A Nebraska-based voting machine company is refusing to cooperate with a forensic audit of the 2020 general election in Wisconsin.
Attorneys for Election Systems and Software (ES&S) signaled their intention not to comply with the Wisconsin audit in a letter in which they referred to the subpoena issued by former Wisconsin Supreme Court Justice Michael Gableman as a “quintessential fishing expedition casting their nets as wide as possible in the hopes that something which might actually be sought is caught within the net but amidst the thousands upon thousands of other documents and pages that have no relevancy to the matter.”
In the letter, signed by attorneys Michael Cox, Daniel Fischer, and Michael Maistelman, the company claimed that it “is under no obligation to respond to any of the subpoenas.”
The letter, which was obtained by AP, claimed that ES&S cannot be compelled to provide the in-depth records requested and that it would take weeks, possibly months, to gather the information. The letter further said that because the records are in Nebraska and not Wisconsin, that somehow made a difference in whether they could be subpoenaed.

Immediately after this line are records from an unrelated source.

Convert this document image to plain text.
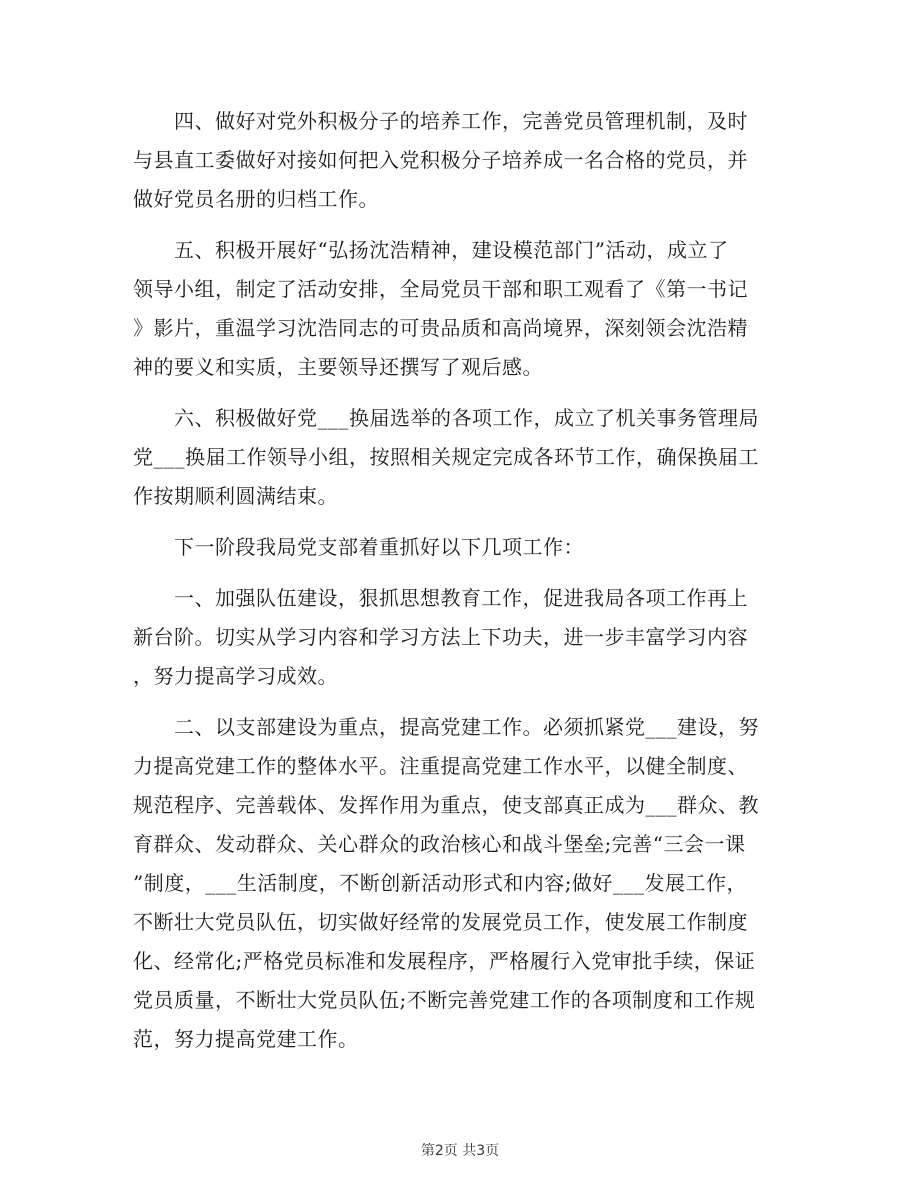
　　四、做好对党外积极分子的培养工作，完善党员管理机制，及时
与县直工委做好对接如何把入党积极分子培养成一名合格的党员，并
做好党员名册的归档工作。

　　五、积极开展好“弘扬沈浩精神，建设模范部门”活动，成立了
领导小组，制定了活动安排，全局党员干部和职工观看了《第一书记
》影片，重温学习沈浩同志的可贵品质和高尚境界，深刻领会沈浩精
神的要义和实质，主要领导还撰写了观后感。

　　六、积极做好党___换届选举的各项工作，成立了机关事务管理局
党___换届工作领导小组，按照相关规定完成各环节工作，确保换届工
作按期顺利圆满结束。

　　下一阶段我局党支部着重抓好以下几项工作：

　　一、加强队伍建设，狠抓思想教育工作，促进我局各项工作再上
新台阶。切实从学习内容和学习方法上下功夫，进一步丰富学习内容
，努力提高学习成效。

　　二、以支部建设为重点，提高党建工作。必须抓紧党___建设，努
力提高党建工作的整体水平。注重提高党建工作水平，以健全制度、
规范程序、完善载体、发挥作用为重点，使支部真正成为___群众、教
育群众、发动群众、关心群众的政治核心和战斗堡垒;完善“三会一课
”制度，___生活制度，不断创新活动形式和内容;做好___发展工作，
不断壮大党员队伍，切实做好经常的发展党员工作，使发展工作制度
化、经常化;严格党员标准和发展程序，严格履行入党审批手续，保证
党员质量，不断壮大党员队伍;不断完善党建工作的各项制度和工作规
范，努力提高党建工作。

第2页 共3页
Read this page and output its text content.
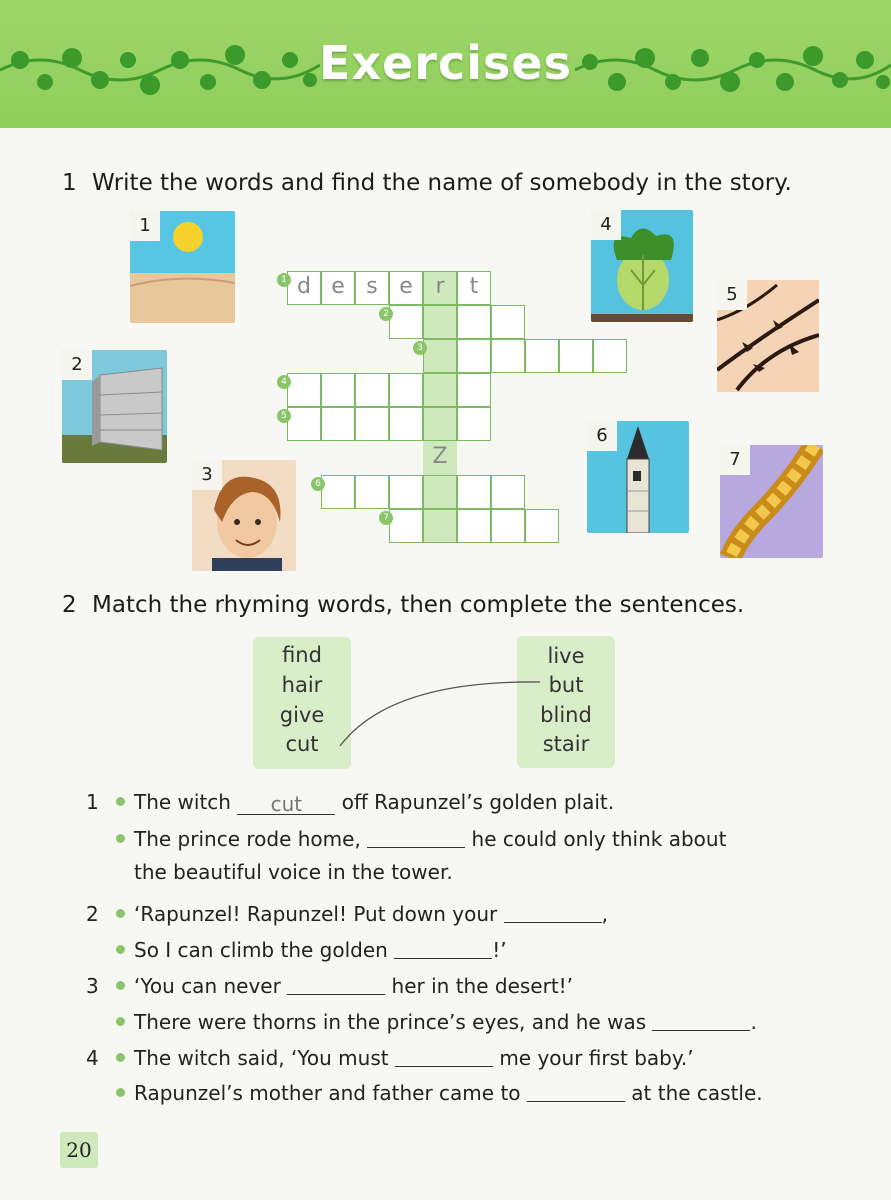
Exercises
1 Write the words and find the name of somebody in the story.
1
2
3
4
5
6
7
d e s e	r	t
1
2
3
4
5
Z
6
7
2 Match the rhyming words, then complete the sentences.
find
hair
give
cut
live
but
blind
stair
1 The witch cut off Rapunzel’s golden plait.
The prince rode home,	he could only think about
the beautiful voice in the tower.
2 ‘Rapunzel! Rapunzel! Put down your	,
So I can climb the golden	!’
3 ‘You can never	her in the desert!’
There were thorns in the prince’s eyes, and he was	.
4 The witch said, ‘You must	me your first baby.’
Rapunzel’s mother and father came to	at the castle.
20
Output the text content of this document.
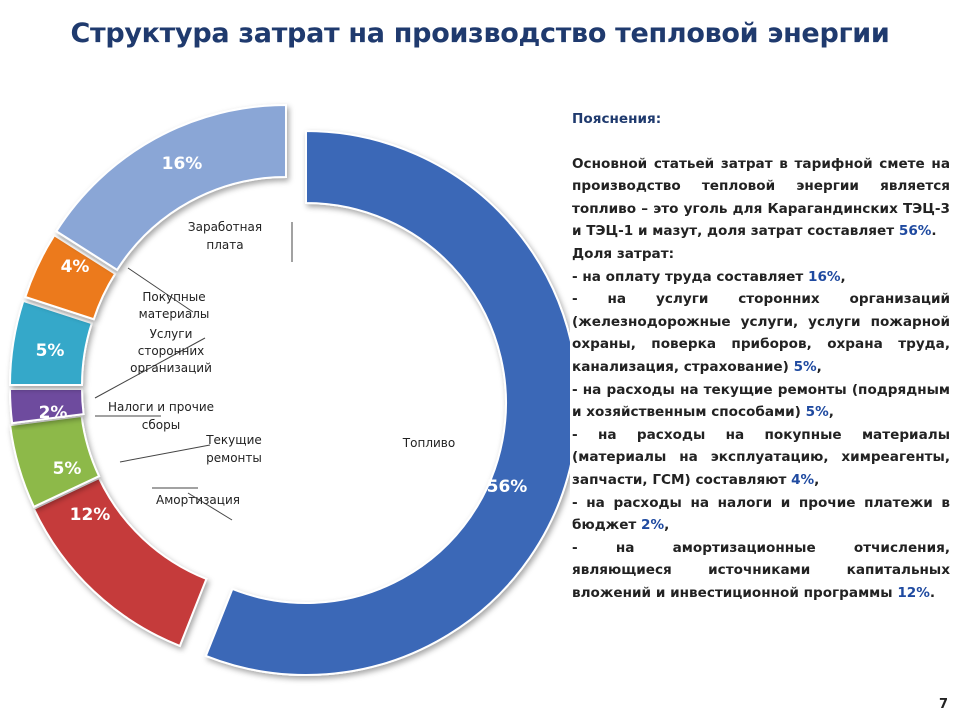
Структура затрат на производство тепловой энергии
56%
12%
5%
2%
5%
4%
16%
Топливо
Амортизация
Текущие
ремонты
Налоги и прочие
сборы
Услуги
сторонних
организаций
Покупные
материалы
Заработная
плата
Пояснения:
Основной статьей затрат в тарифной смете на производство тепловой энергии является топливо – это уголь для Карагандинских ТЭЦ-3 и ТЭЦ-1 и мазут, доля затрат составляет 56%.
Доля затрат:
- на оплату труда составляет 16%,
- на услуги сторонних организаций (железнодорожные услуги, услуги пожарной охраны, поверка приборов, охрана труда, канализация, страхование) 5%,
- на расходы на текущие ремонты (подрядным и хозяйственным способами) 5%,
- на расходы на покупные материалы (материалы на эксплуатацию, химреагенты, запчасти, ГСМ) составляют 4%,
- на расходы на налоги и прочие платежи в бюджет 2%,
- на амортизационные отчисления, являющиеся источниками капитальных вложений и инвестиционной программы 12%.
7
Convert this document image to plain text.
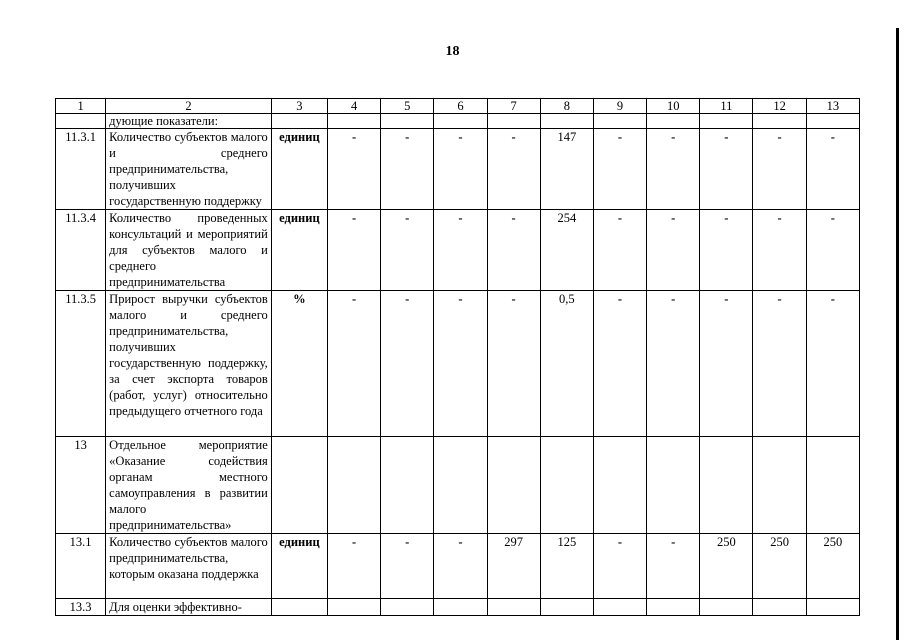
18
1	2	3	4	5	6	7	8	9	10	11	12	13
	дующие показатели:											
11.3.1	Количество субъектов малого и среднего предпринимательства, получивших государственную поддержку	единиц	-	-	-	-	147	-	-	-	-	-
11.3.4	Количество проведенных консультаций и мероприятий для субъектов малого и среднего предпринимательства	единиц	-	-	-	-	254	-	-	-	-	-
11.3.5	Прирост выручки субъектов малого и среднего предпринимательства, получивших государственную поддержку, за счет экспорта товаров (работ, услуг) относительно предыдущего отчетного года	%	-	-	-	-	0,5	-	-	-	-	-
13	Отдельное мероприятие «Оказание содействия органам местного самоуправления в развитии малого предпринимательства»											
13.1	Количество субъектов малого предпринимательства, которым оказана поддержка	единиц	-	-	-	297	125	-	-	250	250	250
13.3	Для оценки эффективно-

The attorneys claimed that the subpoena appeared to request every communication the company had over a two-year period related to elections in the Badger State. They also claimed that what Gableman was asking for included proprietary information about software code for voting machines.
The letter also claimed that the subpoena was not “properly served” and that Gableman cannot compel any employee of ES&S to submit to a closed-door interview, according to AP.
In addition to ES&S, Gableman has issued subpoenas to the mayors of Wisconsin’s five largest cities — Milwaukee, Madison, Green Bay, Racine, and Kenosha. Subpoenas have also been issued to Colorado-based Dominion Voting Systems and Voces de la Frontera, a pro-illegal immigration organization that fights for the rights of what it calls “undocumented” immigrants.
The mayors of Madison and Green Bay, along with Voces de la Frontera, are fighting the subpoenas in court. The most divisive issue appears to be the private interviews, which Gableman wishes to conduct in his investigation.
Two weeks ago, a Dane County judge allowed the subpoenas to stand after the supposedly bipartisan Wisconsin Election Commission (WEC) challenged them in court. Democrat Attorney General Josh Kaul represented the WEC in that action. While that judge allowed the subpoenas to stand, he put off a separate decision on whether they are valid.
ES&S voting machines are used by more than 1,800 municipalities across Wisconsin, including the state’s two largest cities, Milwaukee and Madison.
ES&S’s reasons for disregarding this subpoena are unclear. They appear to be simply digging in their heels and claiming that the State of Wisconsin has no right to claim information on their own election partially, at least, because they are dealing with an out-of-state company. What possible difference could that make? Isn’t Nebraska still a part of America?
All of this legal maneuvering is being done as a stalling tactic, with the knowledge that the longer the investigation takes, the less the public will care about it. Democrats and the voting-machine companies don’t want the 2020 election scrutinized and the question one must ask is, why? Was there something wrong with the election process?
What, exactly, is being hidden here?